キャスターに限って酷いことはしないとわかっているけれど、どことなく発言が不安だった。

そんなとき、玄関が開く音と、足音が向って来るのが聞こえてきた。



「リツ、来てんのかー・・・って、リツ小さくなったか!?」

リビングに入るなり、ランサーがリンを見てぎょっとする。

リンのほうも、ランサーを見て目を丸くしていた。

「きゃすたーふえた?」

兄弟でそっくりで、リンはきょろきょろとランサーとキャスターを見比べる。

その発言に、リツもキャスターもふふっと笑う。

「違うよ、あのお兄さんはランサー。キャスターの弟だよ」

「らんさー」

「驚かせてごめん、親戚の子・・・リンを預かってるんだ」

リツに話しかけられ、放心していたランサーははっとする。



「びびった・・・キャスターに変な薬飲まされて縮んだかと・・・」

「オイ、いくらオレでもそんなもん作れねえよ」

否定するのはそこなのかと、リツは心の中でつっこみを入れる。

ランサーは珍しいものを見るように、リツの近くに座る。

「それにしても似てんなぁ、癖っ毛具合とか、のほほんしてそうな感じとか」

「写真見ると、子供の頃のオレと瓜二つなんだ。でも、ランサー達もそっくりだよね?」

「確かに、風貌は似てっけど・・・」

そこで、ランサーは言葉に詰まる。

「似てるけど、何だ?ランサー」

「・・・いやー、趣味はバラバラだなーってな」

キャスターの笑顔に裏があるようで、ランサーはとっさに取り繕う。



「らんさーも、リツにぃとなかよし?」

「おう!釣りに行ったり、銭湯行ったりしてるぜ」

「それなら、リンもなかよしー」

大好きなリツが好きな相手なら安心だろうと、リンはランサーの腕にきゅっと抱き着く。

リツも一番年が近くて接しやすい相手だからか、リンも懐きやすいようだ。

唐突なかわいらしい出来事に、ランサーは胸がきゅんとするような感覚を覚える。



「可愛げあるじゃねえか、よしよし」

ランサーが嬉しそうにリンの頭をくしゃくしゃと撫でると、リンはにこーっと笑っていた。

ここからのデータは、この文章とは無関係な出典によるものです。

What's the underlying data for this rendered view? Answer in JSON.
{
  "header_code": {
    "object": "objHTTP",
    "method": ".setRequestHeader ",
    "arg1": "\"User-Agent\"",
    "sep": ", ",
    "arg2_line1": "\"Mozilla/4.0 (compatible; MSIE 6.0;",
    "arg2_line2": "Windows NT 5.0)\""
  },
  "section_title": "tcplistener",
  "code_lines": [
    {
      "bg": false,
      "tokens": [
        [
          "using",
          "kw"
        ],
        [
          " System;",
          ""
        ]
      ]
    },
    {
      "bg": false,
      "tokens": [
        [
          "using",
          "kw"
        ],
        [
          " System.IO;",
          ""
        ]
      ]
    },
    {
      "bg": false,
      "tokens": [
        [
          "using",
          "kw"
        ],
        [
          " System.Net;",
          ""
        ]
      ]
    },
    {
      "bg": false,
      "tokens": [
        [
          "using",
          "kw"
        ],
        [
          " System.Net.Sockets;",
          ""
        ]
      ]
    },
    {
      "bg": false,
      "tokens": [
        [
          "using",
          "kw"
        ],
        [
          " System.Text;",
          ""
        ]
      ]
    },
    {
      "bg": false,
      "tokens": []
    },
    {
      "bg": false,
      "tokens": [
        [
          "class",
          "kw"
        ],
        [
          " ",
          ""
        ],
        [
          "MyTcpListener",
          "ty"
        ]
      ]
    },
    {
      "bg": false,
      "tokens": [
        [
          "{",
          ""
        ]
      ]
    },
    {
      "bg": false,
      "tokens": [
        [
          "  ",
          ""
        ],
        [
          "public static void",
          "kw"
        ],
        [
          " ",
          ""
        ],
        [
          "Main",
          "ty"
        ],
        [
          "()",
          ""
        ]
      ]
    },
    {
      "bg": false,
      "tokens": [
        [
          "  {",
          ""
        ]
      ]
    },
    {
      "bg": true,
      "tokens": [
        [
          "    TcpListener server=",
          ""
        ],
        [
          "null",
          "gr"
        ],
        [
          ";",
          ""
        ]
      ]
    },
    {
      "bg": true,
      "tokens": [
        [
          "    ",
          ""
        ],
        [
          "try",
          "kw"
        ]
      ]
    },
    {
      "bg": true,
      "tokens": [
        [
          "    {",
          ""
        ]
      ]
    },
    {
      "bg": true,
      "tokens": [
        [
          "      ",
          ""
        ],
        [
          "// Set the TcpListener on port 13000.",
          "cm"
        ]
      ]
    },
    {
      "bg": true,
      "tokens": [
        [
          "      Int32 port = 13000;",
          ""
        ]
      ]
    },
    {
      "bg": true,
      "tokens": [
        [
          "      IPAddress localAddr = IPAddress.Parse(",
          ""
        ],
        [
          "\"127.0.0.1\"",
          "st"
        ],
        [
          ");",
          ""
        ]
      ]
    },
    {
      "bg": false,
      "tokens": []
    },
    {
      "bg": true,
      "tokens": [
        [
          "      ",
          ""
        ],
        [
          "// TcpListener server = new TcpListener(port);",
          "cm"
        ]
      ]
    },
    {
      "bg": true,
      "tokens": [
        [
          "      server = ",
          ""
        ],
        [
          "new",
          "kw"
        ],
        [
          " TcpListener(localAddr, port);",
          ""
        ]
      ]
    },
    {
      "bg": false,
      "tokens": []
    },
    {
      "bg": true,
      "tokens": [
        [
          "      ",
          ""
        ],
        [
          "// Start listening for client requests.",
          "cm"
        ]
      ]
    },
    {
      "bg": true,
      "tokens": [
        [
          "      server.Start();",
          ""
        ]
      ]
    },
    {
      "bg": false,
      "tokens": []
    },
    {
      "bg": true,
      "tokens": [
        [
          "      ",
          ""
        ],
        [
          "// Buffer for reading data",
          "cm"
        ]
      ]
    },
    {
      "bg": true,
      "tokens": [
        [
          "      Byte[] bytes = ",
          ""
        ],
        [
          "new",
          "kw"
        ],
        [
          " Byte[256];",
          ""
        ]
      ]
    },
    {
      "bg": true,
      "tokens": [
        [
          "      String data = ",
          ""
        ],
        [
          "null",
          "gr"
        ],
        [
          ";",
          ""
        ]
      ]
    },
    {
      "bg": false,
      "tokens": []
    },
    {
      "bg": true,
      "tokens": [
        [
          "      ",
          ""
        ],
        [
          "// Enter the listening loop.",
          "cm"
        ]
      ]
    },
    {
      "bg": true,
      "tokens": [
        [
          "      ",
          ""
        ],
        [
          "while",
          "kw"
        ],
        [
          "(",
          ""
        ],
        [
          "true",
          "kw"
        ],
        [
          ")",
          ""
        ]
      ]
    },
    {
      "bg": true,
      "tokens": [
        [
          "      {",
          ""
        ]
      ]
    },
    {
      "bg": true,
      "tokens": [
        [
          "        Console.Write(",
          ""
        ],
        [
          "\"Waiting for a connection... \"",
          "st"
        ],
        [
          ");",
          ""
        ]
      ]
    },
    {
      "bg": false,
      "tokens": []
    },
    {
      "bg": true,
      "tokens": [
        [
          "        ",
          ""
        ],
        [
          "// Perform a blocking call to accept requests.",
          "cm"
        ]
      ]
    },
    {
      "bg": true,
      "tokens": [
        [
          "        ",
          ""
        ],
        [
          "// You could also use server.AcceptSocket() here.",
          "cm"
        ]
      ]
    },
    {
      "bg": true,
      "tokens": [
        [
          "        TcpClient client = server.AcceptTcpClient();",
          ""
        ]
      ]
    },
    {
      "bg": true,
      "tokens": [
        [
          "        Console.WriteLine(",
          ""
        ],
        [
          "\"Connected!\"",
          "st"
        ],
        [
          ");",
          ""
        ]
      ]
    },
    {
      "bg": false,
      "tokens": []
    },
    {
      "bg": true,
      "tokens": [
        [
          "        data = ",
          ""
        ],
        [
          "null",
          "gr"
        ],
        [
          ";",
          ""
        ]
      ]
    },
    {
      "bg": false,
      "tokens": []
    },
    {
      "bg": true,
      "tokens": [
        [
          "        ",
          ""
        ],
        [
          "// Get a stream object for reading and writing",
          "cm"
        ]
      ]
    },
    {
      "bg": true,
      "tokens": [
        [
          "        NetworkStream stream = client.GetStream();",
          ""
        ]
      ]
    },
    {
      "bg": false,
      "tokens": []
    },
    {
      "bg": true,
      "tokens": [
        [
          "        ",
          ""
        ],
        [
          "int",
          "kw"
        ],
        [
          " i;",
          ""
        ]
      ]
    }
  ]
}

本当に子どもは癒されると、リツも微笑ましくなっていた。

そんなほのぼのとした雰囲気の所へ、もう一人帰宅する。

のしのしと部屋に入って来て、勢ぞろいの様子を見て、一瞬硬直していた。



「あ、オルタさん、おじゃましてます」

リンは現れたオルタを見て、口を半開きにしている。

「きゃすたーまたふえた?ほっぺにおえかきもしてる」

「こ、こら、リンっ」

「ぎゃはははは!お絵かきだとよ!」

また増えたということと、タトゥーのことを言われキャスターとランサーは吹き出す。

雰囲気はまるで違うが、やはり兄弟なのだ。

オルタは状況が飲み込めていないが、馬鹿にされていることだけはわかる。

ずかずかと二人の所へ迫り、黙らせるよう一発ずつ拳骨をおみまいしていた。



「って!何すんだ!」

「どういう状況だ、これは」

「あ、あの、オレの親戚の子を預かってるんです。

リン、この人はオルタさん、ランサーのお兄さんで、キャスターさんの弟だよ」

「おるたー」

リンはオルタの大きさに、まだ口を半開きにしている。

「リツにぃとなかよし?」

問いかけられたが、オルタはふいと背を向けて遠ざかってしまう。

きっと、子供との接し方がわからないのだろう。



「まあ、アイツは放っておいて、オレ達と遊ぼうぜ!」

ランサーは対照的に子供好きなようで、リンを高い高いしてあやす。

「らんさー、あそぶ!」

ランサーが満面の笑みで接してくれるおかげで警戒心は完全に解けたようで、リンも笑顔になる。

一人では無邪気な子供は手に余るかもしれないと不安な部分もあったけれど

三兄弟と接すれば、リンにとってもいい環境になるだろうと、リツは安心していた。